Siamo all'inizio di un nuovo ventennio del 2000. Quale società vogliamo costruire, quale società vogliamo dare ai nostri nipoti nati in questo nuovo secolo? Aprire nuove strade, nuove piazze, nuovi supermercati. Bene, ma non basta. Quali prospettive apriamo alle nuove generazioni, ai millennials? Non rischiamo che le nostre città siano soffocate da discariche sociali: da un lato i vecchi soli e dall'altra i bambini addossati di peso a padri e madri che non ce la fanno più. Che risposta diamo a chi si vede costretto ad essere, impaurito da quel peso, proletario senza prole, in una spirale individualista di abbandono?
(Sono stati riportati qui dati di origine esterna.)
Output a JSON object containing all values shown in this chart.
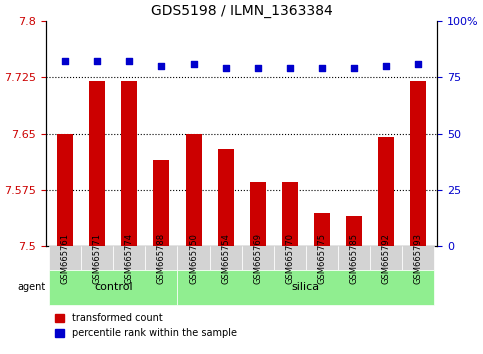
{
  "title": "GDS5198 / ILMN_1363384",
  "samples": [
    "GSM665761",
    "GSM665771",
    "GSM665774",
    "GSM665788",
    "GSM665750",
    "GSM665754",
    "GSM665769",
    "GSM665770",
    "GSM665775",
    "GSM665785",
    "GSM665792",
    "GSM665793"
  ],
  "groups": [
    "control",
    "control",
    "control",
    "control",
    "silica",
    "silica",
    "silica",
    "silica",
    "silica",
    "silica",
    "silica",
    "silica"
  ],
  "transformed_count": [
    7.65,
    7.72,
    7.72,
    7.615,
    7.65,
    7.63,
    7.585,
    7.585,
    7.545,
    7.54,
    7.645,
    7.72
  ],
  "percentile_rank": [
    82,
    82,
    82,
    80,
    81,
    79,
    79,
    79,
    79,
    79,
    80,
    81
  ],
  "ymin": 7.5,
  "ymax": 7.8,
  "y_ticks": [
    7.5,
    7.575,
    7.65,
    7.725,
    7.8
  ],
  "y_tick_labels": [
    "7.5",
    "7.575",
    "7.65",
    "7.725",
    "7.8"
  ],
  "y2min": 0,
  "y2max": 100,
  "y2_ticks": [
    0,
    25,
    50,
    75,
    100
  ],
  "y2_tick_labels": [
    "0",
    "25",
    "50",
    "75",
    "100%"
  ],
  "bar_color": "#cc0000",
  "dot_color": "#0000cc",
  "control_color": "#90ee90",
  "silica_color": "#90ee90",
  "group_bg": "#90ee90",
  "xlabel_color": "#cc0000",
  "ylabel_color": "#cc0000",
  "ylabel2_color": "#0000cc",
  "legend_items": [
    "transformed count",
    "percentile rank within the sample"
  ]
}
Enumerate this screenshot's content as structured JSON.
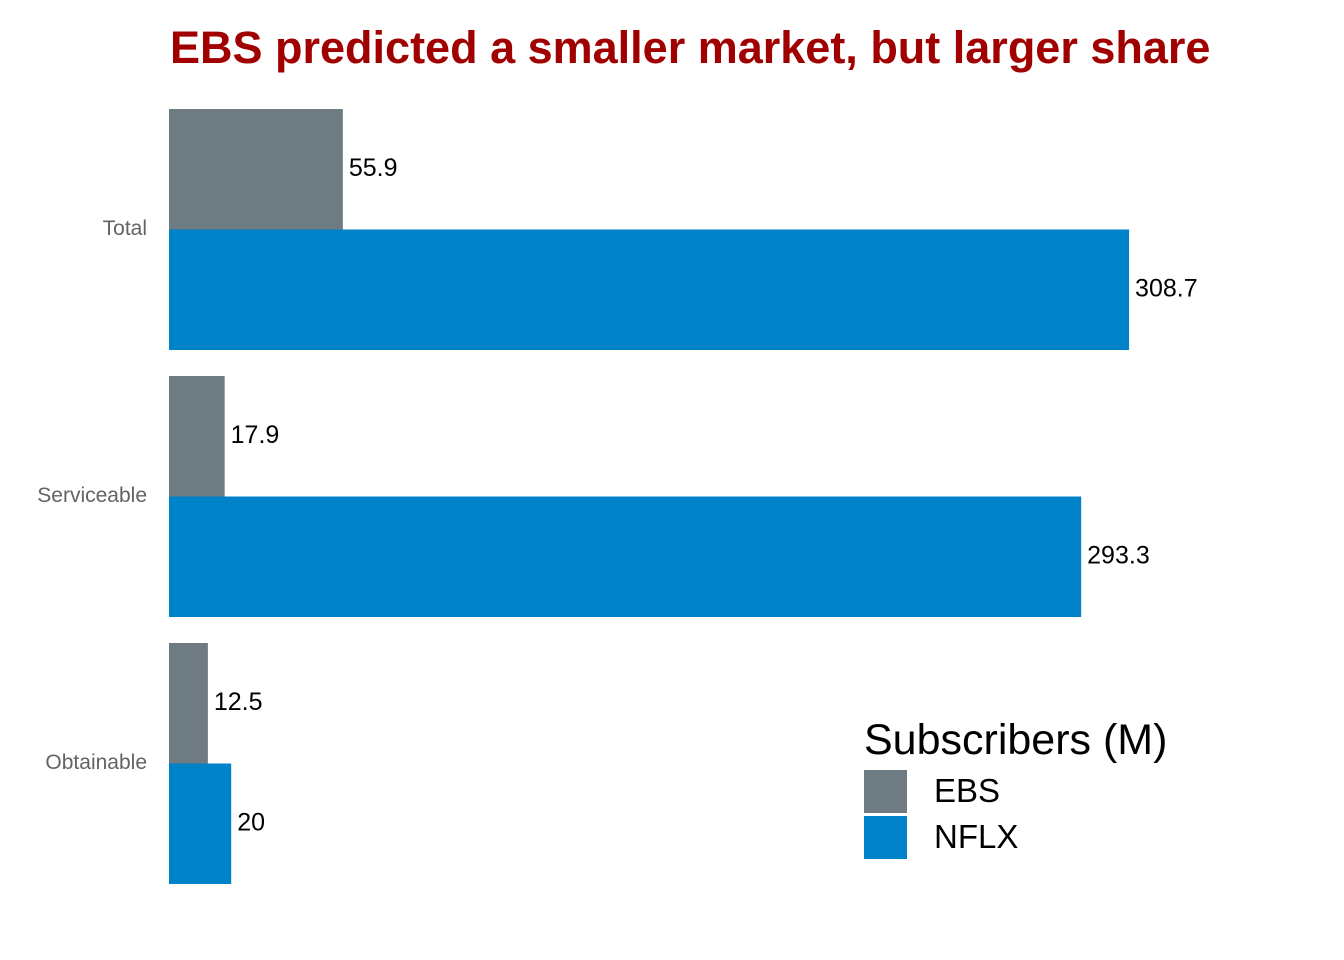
{
  "chart_data": {
    "type": "bar",
    "orientation": "horizontal",
    "title": "EBS predicted a smaller market, but larger share",
    "categories": [
      "Total",
      "Serviceable",
      "Obtainable"
    ],
    "series": [
      {
        "name": "EBS",
        "values": [
          55.9,
          17.9,
          12.5
        ],
        "labels": [
          "55.9",
          "17.9",
          "12.5"
        ],
        "color": "#6e7b83"
      },
      {
        "name": "NFLX",
        "values": [
          308.7,
          293.3,
          20
        ],
        "labels": [
          "308.7",
          "293.3",
          "20"
        ],
        "color": "#0082c8"
      }
    ],
    "xlim": [
      0,
      350
    ],
    "grid": false,
    "legend": {
      "title": "Subscribers (M)",
      "placement": "bottom-right"
    }
  },
  "colors": {
    "title": "#a00000",
    "axis_text": "#636363"
  }
}
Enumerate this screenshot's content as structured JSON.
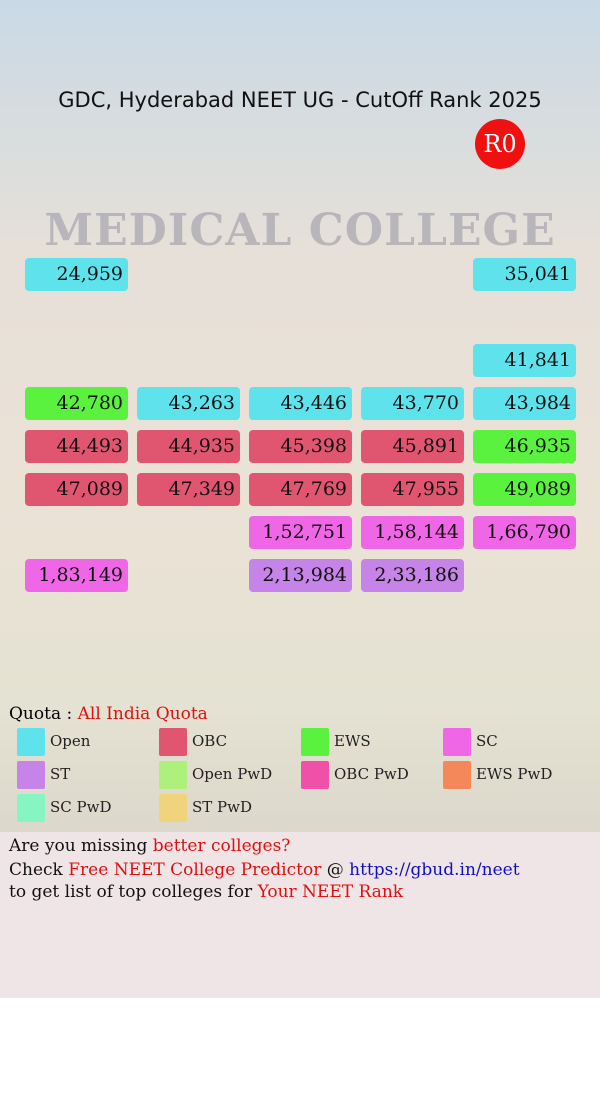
{
  "header": {
    "title": "GDC, Hyderabad NEET UG - CutOff Rank 2025",
    "round": "R0"
  },
  "background": {
    "sign": "MEDICAL COLLEGE"
  },
  "cells": [
    "24,959",
    "35,041",
    "41,841",
    "42,780",
    "43,263",
    "43,446",
    "43,770",
    "43,984",
    "44,493",
    "44,935",
    "45,398",
    "45,891",
    "46,935",
    "47,089",
    "47,349",
    "47,769",
    "47,955",
    "49,089",
    "1,52,751",
    "1,58,144",
    "1,66,790",
    "1,83,149",
    "2,13,984",
    "2,33,186"
  ],
  "quota": {
    "label": "Quota :",
    "value": "All India Quota"
  },
  "legend": [
    {
      "name": "Open",
      "color": "#5ee3ec"
    },
    {
      "name": "OBC",
      "color": "#e05670"
    },
    {
      "name": "EWS",
      "color": "#5af23e"
    },
    {
      "name": "SC",
      "color": "#ef67e6"
    },
    {
      "name": "ST",
      "color": "#c683e8"
    },
    {
      "name": "Open PwD",
      "color": "#aef07c"
    },
    {
      "name": "OBC PwD",
      "color": "#f050a8"
    },
    {
      "name": "EWS PwD",
      "color": "#f5885a"
    },
    {
      "name": "SC PwD",
      "color": "#86f5c2"
    },
    {
      "name": "ST PwD",
      "color": "#efd47c"
    }
  ],
  "footer": {
    "line1": [
      "Are you missing",
      "better colleges?"
    ],
    "line2": [
      "Check",
      "Free NEET College Predictor",
      "@",
      "https://gbud.in/neet"
    ],
    "line3": [
      "to get list of top colleges for",
      "Your NEET Rank"
    ]
  }
}
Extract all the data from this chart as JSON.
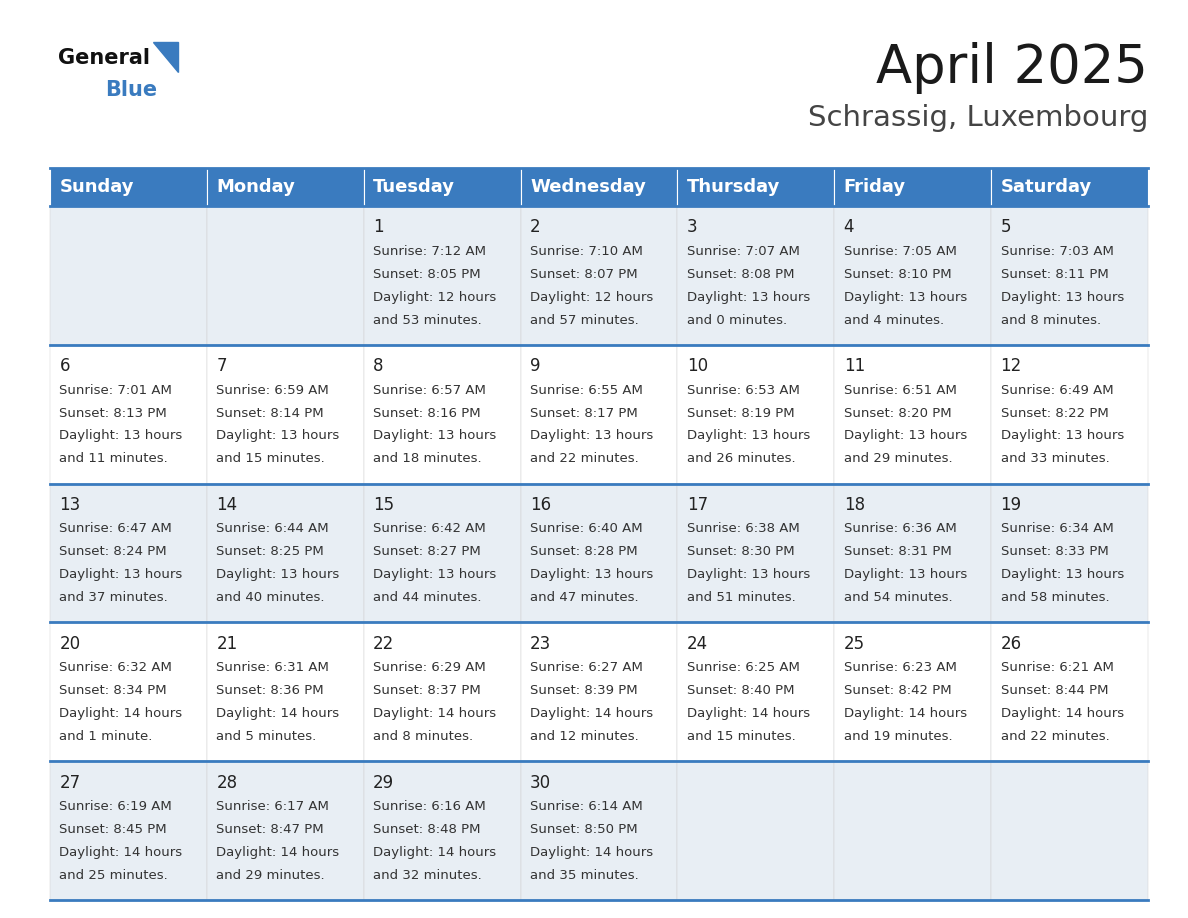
{
  "title": "April 2025",
  "subtitle": "Schrassig, Luxembourg",
  "header_bg_color": "#3a7bbf",
  "header_text_color": "#ffffff",
  "row_bg_even": "#ffffff",
  "row_bg_odd": "#e8eef4",
  "border_color": "#3a7bbf",
  "cell_text_color": "#333333",
  "day_num_color": "#222222",
  "days_of_week": [
    "Sunday",
    "Monday",
    "Tuesday",
    "Wednesday",
    "Thursday",
    "Friday",
    "Saturday"
  ],
  "calendar": [
    [
      null,
      null,
      {
        "day": 1,
        "sunrise": "7:12 AM",
        "sunset": "8:05 PM",
        "daylight": "12 hours",
        "daylight2": "and 53 minutes."
      },
      {
        "day": 2,
        "sunrise": "7:10 AM",
        "sunset": "8:07 PM",
        "daylight": "12 hours",
        "daylight2": "and 57 minutes."
      },
      {
        "day": 3,
        "sunrise": "7:07 AM",
        "sunset": "8:08 PM",
        "daylight": "13 hours",
        "daylight2": "and 0 minutes."
      },
      {
        "day": 4,
        "sunrise": "7:05 AM",
        "sunset": "8:10 PM",
        "daylight": "13 hours",
        "daylight2": "and 4 minutes."
      },
      {
        "day": 5,
        "sunrise": "7:03 AM",
        "sunset": "8:11 PM",
        "daylight": "13 hours",
        "daylight2": "and 8 minutes."
      }
    ],
    [
      {
        "day": 6,
        "sunrise": "7:01 AM",
        "sunset": "8:13 PM",
        "daylight": "13 hours",
        "daylight2": "and 11 minutes."
      },
      {
        "day": 7,
        "sunrise": "6:59 AM",
        "sunset": "8:14 PM",
        "daylight": "13 hours",
        "daylight2": "and 15 minutes."
      },
      {
        "day": 8,
        "sunrise": "6:57 AM",
        "sunset": "8:16 PM",
        "daylight": "13 hours",
        "daylight2": "and 18 minutes."
      },
      {
        "day": 9,
        "sunrise": "6:55 AM",
        "sunset": "8:17 PM",
        "daylight": "13 hours",
        "daylight2": "and 22 minutes."
      },
      {
        "day": 10,
        "sunrise": "6:53 AM",
        "sunset": "8:19 PM",
        "daylight": "13 hours",
        "daylight2": "and 26 minutes."
      },
      {
        "day": 11,
        "sunrise": "6:51 AM",
        "sunset": "8:20 PM",
        "daylight": "13 hours",
        "daylight2": "and 29 minutes."
      },
      {
        "day": 12,
        "sunrise": "6:49 AM",
        "sunset": "8:22 PM",
        "daylight": "13 hours",
        "daylight2": "and 33 minutes."
      }
    ],
    [
      {
        "day": 13,
        "sunrise": "6:47 AM",
        "sunset": "8:24 PM",
        "daylight": "13 hours",
        "daylight2": "and 37 minutes."
      },
      {
        "day": 14,
        "sunrise": "6:44 AM",
        "sunset": "8:25 PM",
        "daylight": "13 hours",
        "daylight2": "and 40 minutes."
      },
      {
        "day": 15,
        "sunrise": "6:42 AM",
        "sunset": "8:27 PM",
        "daylight": "13 hours",
        "daylight2": "and 44 minutes."
      },
      {
        "day": 16,
        "sunrise": "6:40 AM",
        "sunset": "8:28 PM",
        "daylight": "13 hours",
        "daylight2": "and 47 minutes."
      },
      {
        "day": 17,
        "sunrise": "6:38 AM",
        "sunset": "8:30 PM",
        "daylight": "13 hours",
        "daylight2": "and 51 minutes."
      },
      {
        "day": 18,
        "sunrise": "6:36 AM",
        "sunset": "8:31 PM",
        "daylight": "13 hours",
        "daylight2": "and 54 minutes."
      },
      {
        "day": 19,
        "sunrise": "6:34 AM",
        "sunset": "8:33 PM",
        "daylight": "13 hours",
        "daylight2": "and 58 minutes."
      }
    ],
    [
      {
        "day": 20,
        "sunrise": "6:32 AM",
        "sunset": "8:34 PM",
        "daylight": "14 hours",
        "daylight2": "and 1 minute."
      },
      {
        "day": 21,
        "sunrise": "6:31 AM",
        "sunset": "8:36 PM",
        "daylight": "14 hours",
        "daylight2": "and 5 minutes."
      },
      {
        "day": 22,
        "sunrise": "6:29 AM",
        "sunset": "8:37 PM",
        "daylight": "14 hours",
        "daylight2": "and 8 minutes."
      },
      {
        "day": 23,
        "sunrise": "6:27 AM",
        "sunset": "8:39 PM",
        "daylight": "14 hours",
        "daylight2": "and 12 minutes."
      },
      {
        "day": 24,
        "sunrise": "6:25 AM",
        "sunset": "8:40 PM",
        "daylight": "14 hours",
        "daylight2": "and 15 minutes."
      },
      {
        "day": 25,
        "sunrise": "6:23 AM",
        "sunset": "8:42 PM",
        "daylight": "14 hours",
        "daylight2": "and 19 minutes."
      },
      {
        "day": 26,
        "sunrise": "6:21 AM",
        "sunset": "8:44 PM",
        "daylight": "14 hours",
        "daylight2": "and 22 minutes."
      }
    ],
    [
      {
        "day": 27,
        "sunrise": "6:19 AM",
        "sunset": "8:45 PM",
        "daylight": "14 hours",
        "daylight2": "and 25 minutes."
      },
      {
        "day": 28,
        "sunrise": "6:17 AM",
        "sunset": "8:47 PM",
        "daylight": "14 hours",
        "daylight2": "and 29 minutes."
      },
      {
        "day": 29,
        "sunrise": "6:16 AM",
        "sunset": "8:48 PM",
        "daylight": "14 hours",
        "daylight2": "and 32 minutes."
      },
      {
        "day": 30,
        "sunrise": "6:14 AM",
        "sunset": "8:50 PM",
        "daylight": "14 hours",
        "daylight2": "and 35 minutes."
      },
      null,
      null,
      null
    ]
  ],
  "title_fontsize": 38,
  "subtitle_fontsize": 21,
  "header_fontsize": 13,
  "day_num_fontsize": 12,
  "cell_text_fontsize": 9.5
}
Padova rischia di diventare una città di vecchi abbandonati e senza figli giovani che li sostituiscano: dissanguata dall'emigrazione della generazione Erasmus senza ritorno. 
Possiamo pensare che un quartiere venga rianimato da una questura nuova o da un nuovo ufficio dell'anagrafe? Non è preferibile forse una diversa e rinnovata solidarietà umana di cui il Comune (nome che deriva dal concetto di comunità) deve essere protagonista? Le società sovietiche sono entrate in crisi perchè avevano il controllo paranoico dei palazzi (con i guardiani del block e dei combinat) ricordiamocelo quando l'unica soluzione che si profila è il controllo di vicinato.
E' la città che va rigenerata come comunità, anche con le sue contraddizioni sociali, anche con i suoi attriti e conflitti metropolitani che ne sono il sale; non con la tranquillitas ordinis che ne è la tomba.  In tutta Europa stiamo andando incontro ad una dimensione metropolitana delle città. Ma questa nuova dimensione comporta anche una riscoperta delle identità, anche piccole, ma dialettiche, conflittuali. Il dramma non sono i conflitti, ma l’incapacità della loro risoluzione. 
Secondo Open Polis Padova è tra le prime dieci città in Italia per rapporto, altissimo, tra numero di dipendenti comunali e cittadini residenti, più di uno ogni 100 abitanti. Meno dipendenti comunali negli uffici e più operatori presenti nella società, come anello di congiunzione tra i bisogni sociali ed assistenziali, senza declassare il volontariato a mera supplenza della funzione pubblica: questa può essere un inizio di risposta da parte dell’amministrazione comunale, che ha bisogno di un processo lungo di conversione culturale, e civile prima, e poi politico amministrativo. Una metamorfosi prima umana e poi politico burocratica.  
Dico questo perché ti ritengo sensibile per la svolta mite che hai dato alla città, e confido sinceramente in te. Ma da te, caro Sergio, ci aspettiamo una mitezza non solo nei toni delle parole, ma anche nelle azioni di governo. Ci stai dando tanto, ma ti chiediamo ancora di più. 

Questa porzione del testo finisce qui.